1.2.4 Collaboration Between NRC and University of Cambridge
The partnership between Nokia and the University of Cambridge was announced in March, 2007 - an agreement to work together on an extensive and long term programme of joint research projects. NRC has established a research facility at the University's West Cambridge site and collaborates with several departments - initially the
Nanoscience Center and Electrical Division of the Engineering Department - on projects that, to begin with, are centered on nanotechnology.
With the ability of the phone to take on a variety of shapes and sizes, most people may not need to change phones so often as they currently have been doing so every 1.5 years on average.
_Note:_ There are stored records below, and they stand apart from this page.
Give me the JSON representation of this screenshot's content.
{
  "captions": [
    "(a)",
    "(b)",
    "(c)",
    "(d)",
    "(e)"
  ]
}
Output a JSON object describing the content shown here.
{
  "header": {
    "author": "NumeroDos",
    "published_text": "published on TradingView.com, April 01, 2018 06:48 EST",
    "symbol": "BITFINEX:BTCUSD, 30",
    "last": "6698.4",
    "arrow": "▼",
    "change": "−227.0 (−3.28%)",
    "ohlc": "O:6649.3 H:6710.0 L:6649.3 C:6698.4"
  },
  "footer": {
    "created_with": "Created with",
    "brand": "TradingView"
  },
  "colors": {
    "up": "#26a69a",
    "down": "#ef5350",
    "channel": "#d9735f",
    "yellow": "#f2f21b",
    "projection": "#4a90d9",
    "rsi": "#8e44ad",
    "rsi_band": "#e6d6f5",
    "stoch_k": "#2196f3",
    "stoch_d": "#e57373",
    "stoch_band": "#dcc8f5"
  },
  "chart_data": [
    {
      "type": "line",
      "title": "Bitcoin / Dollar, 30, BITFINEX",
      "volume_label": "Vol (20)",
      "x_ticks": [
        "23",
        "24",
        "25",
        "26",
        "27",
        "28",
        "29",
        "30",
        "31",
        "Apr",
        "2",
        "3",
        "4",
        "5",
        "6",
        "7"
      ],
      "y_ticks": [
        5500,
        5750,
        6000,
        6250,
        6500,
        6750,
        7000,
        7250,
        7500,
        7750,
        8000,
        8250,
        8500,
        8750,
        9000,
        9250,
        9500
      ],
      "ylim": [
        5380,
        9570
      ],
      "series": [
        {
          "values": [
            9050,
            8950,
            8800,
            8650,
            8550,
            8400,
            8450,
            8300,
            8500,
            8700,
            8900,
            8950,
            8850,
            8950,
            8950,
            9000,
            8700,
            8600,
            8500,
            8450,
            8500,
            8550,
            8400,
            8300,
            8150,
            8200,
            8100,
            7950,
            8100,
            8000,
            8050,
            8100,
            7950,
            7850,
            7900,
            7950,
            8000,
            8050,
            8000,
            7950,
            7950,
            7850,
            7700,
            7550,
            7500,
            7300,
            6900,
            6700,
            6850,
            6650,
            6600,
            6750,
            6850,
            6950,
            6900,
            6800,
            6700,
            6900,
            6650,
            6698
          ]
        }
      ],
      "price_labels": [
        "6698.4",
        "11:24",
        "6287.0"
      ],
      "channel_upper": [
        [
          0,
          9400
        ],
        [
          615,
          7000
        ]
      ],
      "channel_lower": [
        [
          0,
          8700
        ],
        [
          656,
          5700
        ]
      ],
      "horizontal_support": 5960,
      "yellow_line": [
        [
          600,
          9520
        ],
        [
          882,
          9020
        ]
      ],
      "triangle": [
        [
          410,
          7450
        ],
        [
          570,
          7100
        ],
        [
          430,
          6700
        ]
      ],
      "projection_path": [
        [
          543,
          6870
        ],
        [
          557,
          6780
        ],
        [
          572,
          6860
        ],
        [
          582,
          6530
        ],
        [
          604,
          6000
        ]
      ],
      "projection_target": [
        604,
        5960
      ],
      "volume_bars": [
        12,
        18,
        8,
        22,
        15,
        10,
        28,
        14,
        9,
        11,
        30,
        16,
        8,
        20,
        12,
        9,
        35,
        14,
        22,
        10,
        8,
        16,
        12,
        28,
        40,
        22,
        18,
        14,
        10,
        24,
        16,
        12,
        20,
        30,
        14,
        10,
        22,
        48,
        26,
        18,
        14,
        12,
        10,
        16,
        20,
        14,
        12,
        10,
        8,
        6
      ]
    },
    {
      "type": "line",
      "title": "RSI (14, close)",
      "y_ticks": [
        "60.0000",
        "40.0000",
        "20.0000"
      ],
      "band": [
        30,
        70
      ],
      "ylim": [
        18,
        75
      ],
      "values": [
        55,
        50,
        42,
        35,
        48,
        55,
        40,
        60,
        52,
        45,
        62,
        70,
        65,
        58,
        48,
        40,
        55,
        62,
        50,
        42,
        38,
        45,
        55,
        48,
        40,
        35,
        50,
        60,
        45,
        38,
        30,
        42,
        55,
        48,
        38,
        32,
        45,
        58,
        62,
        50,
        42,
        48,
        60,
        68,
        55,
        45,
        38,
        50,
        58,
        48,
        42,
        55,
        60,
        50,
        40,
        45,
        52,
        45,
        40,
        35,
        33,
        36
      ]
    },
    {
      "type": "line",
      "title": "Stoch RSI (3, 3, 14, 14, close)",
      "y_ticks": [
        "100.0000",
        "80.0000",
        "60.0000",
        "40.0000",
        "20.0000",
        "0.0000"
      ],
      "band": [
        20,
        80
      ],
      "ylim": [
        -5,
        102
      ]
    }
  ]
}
According to Nokia, it would take seven years before Morph phones are available at consumer markets.
The Morph concept technology carries numerous interesting features for future mobile evices.
1. Newly-enabled flexible transparent materials blend more seamlessly with the way we live.
2. Devices become self-cleaning and self-preserving.
3. Transparent electronics offering an entirely new aesthetic dimension.
4. Built- in solar absorption might charge a device, whilst batteries become smaller, longer lasting and faster to charge.
5. Integrated sensors might allow us to learn more about the environment around us, empowering us to make better choices.
In addition to the advances above, the integrated electronics would cost less and include more functionality in a much smaller space, even as interfaces are simplified and usability is enhanced.
Mobile phones like Nano Morph certainly depict the upcoming Nano Technology and it will surely be a front-runner in the use of various gadgets and technologies be it Computers, Air Conditioners, Robots, Cars or like this one viz Mobile phones and smartphones.
1.2.5 About University of Cambridge Nano Research Center
In Nanoscience Centre is an 1800m² research facility completed in January 2003 and located at the north east corner of the University's West Cambridge Site. The Centre provides open access to over 300 researchers from a variety of University Departments to the nanofabrication and characterisation facilities housed in a combination of Clean
Rooms and low noise laboratories. Office space is primarily home to the Department of Engineering’s Nanoscience Group, technical and administrative staff and members of other research groups who require long term access to facilities.